Si febrero terminó con el colapso generalizado de las bolsas internacionales y la fuerte corrección en los precios de las materias primas, marzo tampoco pasará desapercibido en la memoria colectiva. La semana de lluvias que hubo desde el lunes 26 probablemente sea recordada con un sabor amargo por los productores afectados por el anegamiento de sus campos y marcará nuevos récord de precipitaciones en muchas localidades de la zona núcleo.

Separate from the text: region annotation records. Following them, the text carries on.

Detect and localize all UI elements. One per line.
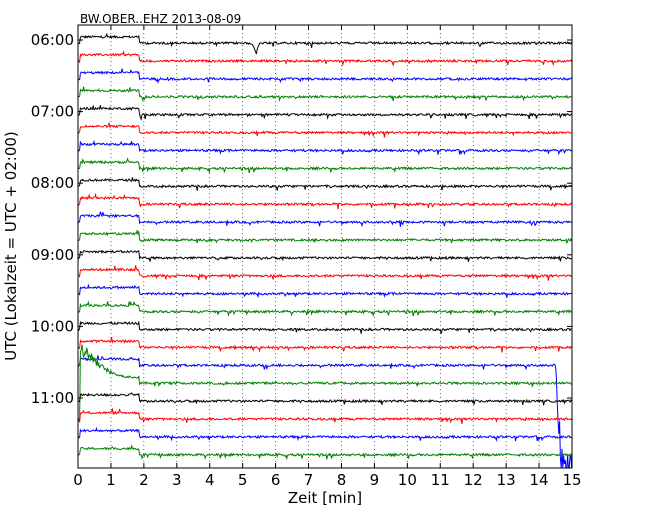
trace-0700 xyxy=(77,105,572,122)
trace-0915 xyxy=(77,265,573,281)
trace-0715 xyxy=(77,122,572,138)
x-tick-label: 12 xyxy=(464,471,483,489)
trace-0815 xyxy=(77,192,572,210)
x-tick-label: 6 xyxy=(271,471,281,489)
y-axis-ticks: 06:00 07:00 08:00 09:00 10:00 11:00 xyxy=(31,31,572,407)
trace-1130 xyxy=(77,426,572,442)
x-tick-label: 0 xyxy=(73,471,83,489)
y-tick-label: 08:00 xyxy=(31,174,74,192)
trace-1100 xyxy=(77,392,573,406)
x-tick-label: 8 xyxy=(337,471,347,489)
trace-0615 xyxy=(77,50,573,67)
chart-title: BW.OBER..EHZ 2013-08-09 xyxy=(80,12,241,26)
trace-1045 xyxy=(77,344,572,422)
y-tick-label: 09:00 xyxy=(31,246,74,264)
trace-0830 xyxy=(77,211,572,228)
trace-0800 xyxy=(77,177,573,191)
trace-1145 xyxy=(77,445,572,461)
trace-0730 xyxy=(77,139,572,156)
trace-0845 xyxy=(77,230,573,244)
x-tick-label: 3 xyxy=(172,471,182,489)
x-tick-label: 10 xyxy=(398,471,417,489)
x-axis-label: Zeit [min] xyxy=(288,489,362,507)
y-tick-label: 10:00 xyxy=(31,317,74,335)
x-tick-label: 13 xyxy=(497,471,516,489)
y-tick-label: 11:00 xyxy=(31,389,74,407)
trace-0600 xyxy=(78,32,573,55)
trace-0745 xyxy=(77,157,573,174)
y-tick-label: 06:00 xyxy=(31,31,74,49)
trace-1030 xyxy=(77,355,573,469)
x-tick-label: 7 xyxy=(304,471,314,489)
trace-0630 xyxy=(77,68,572,84)
x-tick-label: 9 xyxy=(370,471,380,489)
trace-1115 xyxy=(77,408,573,424)
trace-0645 xyxy=(77,86,572,102)
trace-0930 xyxy=(77,283,572,299)
x-tick-label: 1 xyxy=(106,471,116,489)
x-tick-label: 2 xyxy=(139,471,149,489)
plot-frame xyxy=(77,24,573,469)
trace-group xyxy=(77,32,573,469)
x-axis-ticks: 0 1 2 3 4 5 6 7 8 9 10 11 12 13 14 15 xyxy=(73,25,582,489)
x-tick-label: 14 xyxy=(530,471,549,489)
y-axis-label: UTC (Lokalzeit = UTC + 02:00) xyxy=(2,131,20,361)
trace-0945 xyxy=(77,300,572,318)
trace-1000 xyxy=(77,320,572,334)
x-tick-label: 11 xyxy=(431,471,450,489)
x-tick-label: 5 xyxy=(238,471,248,489)
x-tick-label: 4 xyxy=(205,471,215,489)
x-tick-label: 15 xyxy=(562,471,581,489)
y-tick-label: 07:00 xyxy=(31,103,74,121)
trace-1015 xyxy=(77,337,572,353)
trace-0900 xyxy=(77,249,572,262)
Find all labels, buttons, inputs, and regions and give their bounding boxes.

Las lluvias cayeron justo cuando comenzaba la recolección de una de las cosechas de soja y de maíz más grande de la historia; su magnitud y duración afectó el itinerario de las tareas. El anegamiento de campos obligó a revisar el potencial de rindes y a considerar el tratamiento de la calidad de los lotes de las plantas más afectadas, teniendo más información a medida que se seque el suelo y las máquinas puedan volver al trabajo. >
El cese de las precipitaciones permitió que los empresarios vuelvan a pensar en vender. Así fue que a pesar de las fuertes oscilaciones en los precios externos, las fábricas y exportadores se apuraron por asegurar volumen durante las únicas dos jornadas hábiles previas a Semana Santa y que servirían para compensar lo que no se recibió mientras la cosecha estuvo frenada. >
No fueron sólo los procesadores de soja los que estuvieron en el recinto de la Bolsa de Rosario, sino que los exportadores de grano sin industrializar dejaron su marca distintiva durante los últimos días. >
En los meses de cosecha la mercadería se abarata con relación a la de otros países, por lo que la mercadería que se vende sin procesar se negocia principalmente durante esas semanas. En ese tiempo -marzo, abril y mayo para la soja y el maíz- abundan los barcos que van y vienen para cargar sus bodegas.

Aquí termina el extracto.